Title:Determination of Binding Potential of HCV Protease Inhibitors Against to SARS-CoV-2 Papain-like Protease wtih Computational Docking
Volume: 18
Issue: 10
Author(s): Zihni Onur Çalışkaner*
Affiliation:
- Bioengineering Department, Faculty of Engineering and Natural Sciences, Uskudar University, Istanbul,Turkey
Keywords:
Covid-19, SARS-CoV-2, docking, protease inhibitors, drug repurposing, PLpro.
Abstract:
Background: SARS-CoV-2, a novel coronavirus that caused a pandemic respiratory disease,
has recently emerged from China. Since it is a life-threatening virus, investigation of curative
medications along with protective vaccines still maintains its importance. Drug repurposing is a reasonable
and immediate approach to combat SARS-CoV-2 infection by identifying inhibitory molecules
from marketed drugs. PL protease (PLpro) is one of the essential enzymes for the progression of
SARS-CoV-2 replication and life cycle.
Objective: We aimed to investigate the potential of 4 HCV protease inhibitors as probable repurposing
drugs in Covid-19 treatment.
Methods: In order to understand possible binding affinity of HCV protease inhibitors, Boceprevir,
Grazoprevir, Simeprevir, and Telaprevir, against PLpro, we performed docking analysis in silico.

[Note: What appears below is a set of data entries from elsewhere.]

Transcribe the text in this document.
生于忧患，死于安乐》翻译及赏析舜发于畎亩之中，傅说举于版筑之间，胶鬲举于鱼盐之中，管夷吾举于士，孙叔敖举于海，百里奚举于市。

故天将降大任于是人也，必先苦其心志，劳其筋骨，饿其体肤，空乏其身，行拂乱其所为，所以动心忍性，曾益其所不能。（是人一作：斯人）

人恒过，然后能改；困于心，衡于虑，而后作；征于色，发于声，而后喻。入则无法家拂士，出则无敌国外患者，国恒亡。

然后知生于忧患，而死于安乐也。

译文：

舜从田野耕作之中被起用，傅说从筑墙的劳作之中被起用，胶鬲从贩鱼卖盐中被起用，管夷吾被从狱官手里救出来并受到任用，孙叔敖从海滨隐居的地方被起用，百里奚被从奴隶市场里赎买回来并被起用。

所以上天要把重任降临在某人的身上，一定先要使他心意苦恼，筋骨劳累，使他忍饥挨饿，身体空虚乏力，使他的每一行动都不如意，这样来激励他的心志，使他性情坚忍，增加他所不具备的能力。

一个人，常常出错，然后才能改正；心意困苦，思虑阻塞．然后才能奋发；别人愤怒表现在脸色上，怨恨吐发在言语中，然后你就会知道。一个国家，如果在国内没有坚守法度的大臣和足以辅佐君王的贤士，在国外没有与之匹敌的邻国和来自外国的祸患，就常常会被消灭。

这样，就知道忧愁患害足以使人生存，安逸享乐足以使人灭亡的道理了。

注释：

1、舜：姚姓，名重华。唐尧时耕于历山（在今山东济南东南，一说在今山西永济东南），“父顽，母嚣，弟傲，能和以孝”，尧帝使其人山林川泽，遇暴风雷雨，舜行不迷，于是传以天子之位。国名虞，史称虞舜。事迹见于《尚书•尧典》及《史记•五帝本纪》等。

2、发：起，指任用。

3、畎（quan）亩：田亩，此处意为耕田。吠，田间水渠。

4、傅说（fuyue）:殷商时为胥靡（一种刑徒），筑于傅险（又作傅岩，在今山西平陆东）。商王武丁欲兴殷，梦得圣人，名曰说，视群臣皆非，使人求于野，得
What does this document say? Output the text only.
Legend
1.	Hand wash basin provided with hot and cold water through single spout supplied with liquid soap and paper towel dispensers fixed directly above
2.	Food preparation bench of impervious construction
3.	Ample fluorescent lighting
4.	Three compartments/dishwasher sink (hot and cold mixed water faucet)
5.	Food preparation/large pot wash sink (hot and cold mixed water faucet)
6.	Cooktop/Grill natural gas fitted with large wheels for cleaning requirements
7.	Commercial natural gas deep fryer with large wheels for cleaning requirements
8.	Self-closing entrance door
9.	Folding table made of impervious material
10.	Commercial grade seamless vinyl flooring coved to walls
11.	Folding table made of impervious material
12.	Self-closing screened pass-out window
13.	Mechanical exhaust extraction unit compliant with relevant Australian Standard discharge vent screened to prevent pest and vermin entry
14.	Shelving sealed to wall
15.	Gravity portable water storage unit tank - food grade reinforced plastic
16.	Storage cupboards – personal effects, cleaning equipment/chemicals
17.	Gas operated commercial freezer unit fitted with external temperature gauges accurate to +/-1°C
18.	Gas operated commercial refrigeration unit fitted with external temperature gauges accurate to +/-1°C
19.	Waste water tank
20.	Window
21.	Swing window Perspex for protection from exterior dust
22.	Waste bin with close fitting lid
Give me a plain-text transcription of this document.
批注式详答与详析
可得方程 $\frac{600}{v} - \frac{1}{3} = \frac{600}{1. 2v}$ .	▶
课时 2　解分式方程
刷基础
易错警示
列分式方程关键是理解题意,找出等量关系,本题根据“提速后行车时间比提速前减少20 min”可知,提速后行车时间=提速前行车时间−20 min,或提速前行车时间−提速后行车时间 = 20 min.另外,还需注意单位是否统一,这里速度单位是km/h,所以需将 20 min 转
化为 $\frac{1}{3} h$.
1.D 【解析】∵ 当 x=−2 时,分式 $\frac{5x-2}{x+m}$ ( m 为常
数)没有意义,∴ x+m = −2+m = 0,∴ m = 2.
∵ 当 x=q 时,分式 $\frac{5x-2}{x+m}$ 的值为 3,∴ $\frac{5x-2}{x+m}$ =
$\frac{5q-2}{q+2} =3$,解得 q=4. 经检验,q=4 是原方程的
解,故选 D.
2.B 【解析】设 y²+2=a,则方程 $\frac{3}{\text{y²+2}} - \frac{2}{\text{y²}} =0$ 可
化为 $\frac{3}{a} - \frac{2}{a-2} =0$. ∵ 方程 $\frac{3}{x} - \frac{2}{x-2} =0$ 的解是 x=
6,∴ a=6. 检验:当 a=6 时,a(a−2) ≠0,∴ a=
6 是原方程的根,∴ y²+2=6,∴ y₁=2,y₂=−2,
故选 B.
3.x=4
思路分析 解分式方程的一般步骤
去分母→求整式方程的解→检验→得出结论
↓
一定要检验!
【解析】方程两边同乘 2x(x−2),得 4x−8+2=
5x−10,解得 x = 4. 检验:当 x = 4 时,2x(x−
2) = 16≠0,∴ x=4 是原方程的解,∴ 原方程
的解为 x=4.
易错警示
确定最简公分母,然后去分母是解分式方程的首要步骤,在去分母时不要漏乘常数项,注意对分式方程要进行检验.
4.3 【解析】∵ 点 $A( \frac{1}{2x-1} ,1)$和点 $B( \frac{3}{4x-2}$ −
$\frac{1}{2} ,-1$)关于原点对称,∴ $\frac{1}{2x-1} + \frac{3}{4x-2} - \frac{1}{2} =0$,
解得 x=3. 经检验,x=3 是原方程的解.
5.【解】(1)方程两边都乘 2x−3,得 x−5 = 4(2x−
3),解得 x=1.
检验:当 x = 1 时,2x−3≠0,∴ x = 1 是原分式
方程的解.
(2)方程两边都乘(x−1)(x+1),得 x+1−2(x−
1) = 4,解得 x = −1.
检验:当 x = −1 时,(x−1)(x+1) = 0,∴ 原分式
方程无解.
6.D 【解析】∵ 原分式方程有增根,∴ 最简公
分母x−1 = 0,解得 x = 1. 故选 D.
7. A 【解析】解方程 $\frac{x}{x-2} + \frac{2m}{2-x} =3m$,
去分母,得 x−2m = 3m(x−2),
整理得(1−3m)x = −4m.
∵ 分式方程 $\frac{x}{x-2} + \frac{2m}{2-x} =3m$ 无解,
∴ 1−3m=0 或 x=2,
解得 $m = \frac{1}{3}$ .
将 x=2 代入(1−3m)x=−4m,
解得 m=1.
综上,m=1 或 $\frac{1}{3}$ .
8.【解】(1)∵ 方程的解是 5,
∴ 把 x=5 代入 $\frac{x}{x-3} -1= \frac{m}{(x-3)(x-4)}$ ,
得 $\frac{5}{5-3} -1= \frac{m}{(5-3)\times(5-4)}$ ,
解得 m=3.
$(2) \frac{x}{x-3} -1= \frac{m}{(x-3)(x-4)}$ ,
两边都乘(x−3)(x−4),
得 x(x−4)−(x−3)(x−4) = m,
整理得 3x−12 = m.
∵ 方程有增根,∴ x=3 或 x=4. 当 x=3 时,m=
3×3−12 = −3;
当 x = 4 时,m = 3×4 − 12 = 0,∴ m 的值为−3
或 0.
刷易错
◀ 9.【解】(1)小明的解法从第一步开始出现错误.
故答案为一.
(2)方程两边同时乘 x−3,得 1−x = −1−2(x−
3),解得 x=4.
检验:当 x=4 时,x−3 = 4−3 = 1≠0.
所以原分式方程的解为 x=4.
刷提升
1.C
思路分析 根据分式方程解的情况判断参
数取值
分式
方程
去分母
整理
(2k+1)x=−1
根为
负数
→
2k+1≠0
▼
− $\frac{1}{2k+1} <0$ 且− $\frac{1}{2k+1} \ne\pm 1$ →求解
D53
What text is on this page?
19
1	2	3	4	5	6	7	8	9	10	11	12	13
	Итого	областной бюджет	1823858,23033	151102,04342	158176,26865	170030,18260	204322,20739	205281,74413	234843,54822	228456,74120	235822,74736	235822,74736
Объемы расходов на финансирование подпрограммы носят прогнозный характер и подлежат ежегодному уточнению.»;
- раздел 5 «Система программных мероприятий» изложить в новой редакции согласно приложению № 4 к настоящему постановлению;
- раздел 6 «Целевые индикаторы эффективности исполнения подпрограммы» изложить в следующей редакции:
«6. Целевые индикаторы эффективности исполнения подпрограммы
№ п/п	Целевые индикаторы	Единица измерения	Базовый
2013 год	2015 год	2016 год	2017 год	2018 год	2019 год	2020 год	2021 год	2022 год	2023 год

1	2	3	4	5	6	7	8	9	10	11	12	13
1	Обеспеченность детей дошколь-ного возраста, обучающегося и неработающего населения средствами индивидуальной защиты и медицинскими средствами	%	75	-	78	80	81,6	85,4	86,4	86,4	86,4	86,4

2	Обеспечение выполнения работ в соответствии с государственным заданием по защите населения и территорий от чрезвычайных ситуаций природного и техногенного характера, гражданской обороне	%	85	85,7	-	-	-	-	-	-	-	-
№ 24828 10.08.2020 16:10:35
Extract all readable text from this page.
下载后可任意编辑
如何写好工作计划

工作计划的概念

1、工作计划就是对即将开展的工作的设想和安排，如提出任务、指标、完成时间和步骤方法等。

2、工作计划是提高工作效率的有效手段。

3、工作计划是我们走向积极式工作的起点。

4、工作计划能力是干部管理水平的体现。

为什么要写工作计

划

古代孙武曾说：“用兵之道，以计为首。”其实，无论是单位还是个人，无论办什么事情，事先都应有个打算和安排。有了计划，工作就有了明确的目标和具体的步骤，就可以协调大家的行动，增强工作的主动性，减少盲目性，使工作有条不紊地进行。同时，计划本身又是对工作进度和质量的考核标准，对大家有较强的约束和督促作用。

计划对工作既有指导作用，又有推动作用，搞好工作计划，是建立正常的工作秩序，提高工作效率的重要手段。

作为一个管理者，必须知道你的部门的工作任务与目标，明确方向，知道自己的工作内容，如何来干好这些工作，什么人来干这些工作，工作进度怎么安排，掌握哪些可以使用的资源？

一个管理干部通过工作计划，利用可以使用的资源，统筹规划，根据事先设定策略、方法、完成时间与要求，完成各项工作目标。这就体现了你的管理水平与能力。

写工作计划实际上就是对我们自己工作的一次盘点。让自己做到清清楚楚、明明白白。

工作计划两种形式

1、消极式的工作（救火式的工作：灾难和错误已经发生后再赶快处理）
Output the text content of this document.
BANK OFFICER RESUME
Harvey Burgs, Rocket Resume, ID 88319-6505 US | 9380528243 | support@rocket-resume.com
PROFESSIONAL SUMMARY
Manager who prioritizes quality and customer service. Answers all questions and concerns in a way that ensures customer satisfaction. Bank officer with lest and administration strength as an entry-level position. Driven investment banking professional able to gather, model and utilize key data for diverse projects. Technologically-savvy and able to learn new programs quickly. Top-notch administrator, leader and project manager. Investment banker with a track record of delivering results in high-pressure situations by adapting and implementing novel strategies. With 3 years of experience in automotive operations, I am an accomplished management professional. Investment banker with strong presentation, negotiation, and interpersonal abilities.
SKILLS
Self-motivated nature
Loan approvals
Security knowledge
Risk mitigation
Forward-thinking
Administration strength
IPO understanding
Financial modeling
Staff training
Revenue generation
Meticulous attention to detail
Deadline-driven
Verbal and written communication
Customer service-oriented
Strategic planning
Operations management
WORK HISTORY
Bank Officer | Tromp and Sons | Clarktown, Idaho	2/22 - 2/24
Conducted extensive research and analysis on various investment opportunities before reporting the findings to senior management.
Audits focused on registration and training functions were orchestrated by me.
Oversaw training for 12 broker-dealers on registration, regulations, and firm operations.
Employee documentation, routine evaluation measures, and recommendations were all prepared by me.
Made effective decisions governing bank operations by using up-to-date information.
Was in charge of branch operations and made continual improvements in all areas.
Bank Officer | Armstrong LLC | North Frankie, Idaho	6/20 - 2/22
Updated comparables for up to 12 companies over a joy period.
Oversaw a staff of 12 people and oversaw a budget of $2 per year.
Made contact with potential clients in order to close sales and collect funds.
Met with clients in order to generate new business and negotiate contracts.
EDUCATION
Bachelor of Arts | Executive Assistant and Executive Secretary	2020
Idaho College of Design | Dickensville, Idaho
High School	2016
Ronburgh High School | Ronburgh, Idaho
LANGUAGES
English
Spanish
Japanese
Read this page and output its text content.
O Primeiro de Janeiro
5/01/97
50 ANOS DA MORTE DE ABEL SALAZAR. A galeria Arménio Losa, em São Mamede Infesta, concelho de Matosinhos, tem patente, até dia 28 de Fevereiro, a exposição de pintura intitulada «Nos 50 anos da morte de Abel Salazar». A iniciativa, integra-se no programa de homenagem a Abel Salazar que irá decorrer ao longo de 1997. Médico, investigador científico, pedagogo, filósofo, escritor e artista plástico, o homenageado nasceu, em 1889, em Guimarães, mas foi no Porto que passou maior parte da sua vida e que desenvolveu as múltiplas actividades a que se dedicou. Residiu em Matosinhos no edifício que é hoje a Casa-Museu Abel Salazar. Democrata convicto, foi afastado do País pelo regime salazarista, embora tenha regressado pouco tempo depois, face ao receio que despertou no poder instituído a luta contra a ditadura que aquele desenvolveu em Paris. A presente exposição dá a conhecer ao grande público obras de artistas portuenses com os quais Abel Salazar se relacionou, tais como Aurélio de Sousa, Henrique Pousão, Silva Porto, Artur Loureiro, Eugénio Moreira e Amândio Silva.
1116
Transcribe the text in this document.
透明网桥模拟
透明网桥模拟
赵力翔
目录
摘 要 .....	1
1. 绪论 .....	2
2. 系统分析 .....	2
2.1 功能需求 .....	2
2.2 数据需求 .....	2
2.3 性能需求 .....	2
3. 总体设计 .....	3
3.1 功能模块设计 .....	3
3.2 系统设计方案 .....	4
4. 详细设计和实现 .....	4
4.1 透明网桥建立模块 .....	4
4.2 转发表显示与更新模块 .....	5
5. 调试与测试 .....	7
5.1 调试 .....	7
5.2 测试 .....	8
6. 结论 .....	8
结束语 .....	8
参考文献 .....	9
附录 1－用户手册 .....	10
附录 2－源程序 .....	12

Docking study was accomplished using AutoDock 4.2 Software. Potential druggable pockets on
PLpro were predicted by DoGSiteScorer tool in order to explore any overlapping with binding regions
and these pockets.
Results: This analysis demonstrated Boceprevir, Grazoprevir, Simeprevir and Telaprevir interacted
by PLpro with binding energies (kcal/mol) of -4.97, -4.24, -6.98, -1.08, respectively. Asn109, one of
the interacted residues with both Boceprevir and Simeprevir, is a neighbouring residue to catalytic
Cys111. Additionally, Telaprevir notably interacted with catalytic His272 in the active site.
Conclusion: Present study explains the binding efficiency and repurposing potential of certain HCV
protease inhibitors against to SARS-CoV-2 PLpro enzyme. Docking sites and potential druggability of
ligands were also crosschecked by the estimation of druggable pockets. Thereby our results can promote
promising preliminary data for research on drug development in the fight of Covid-19.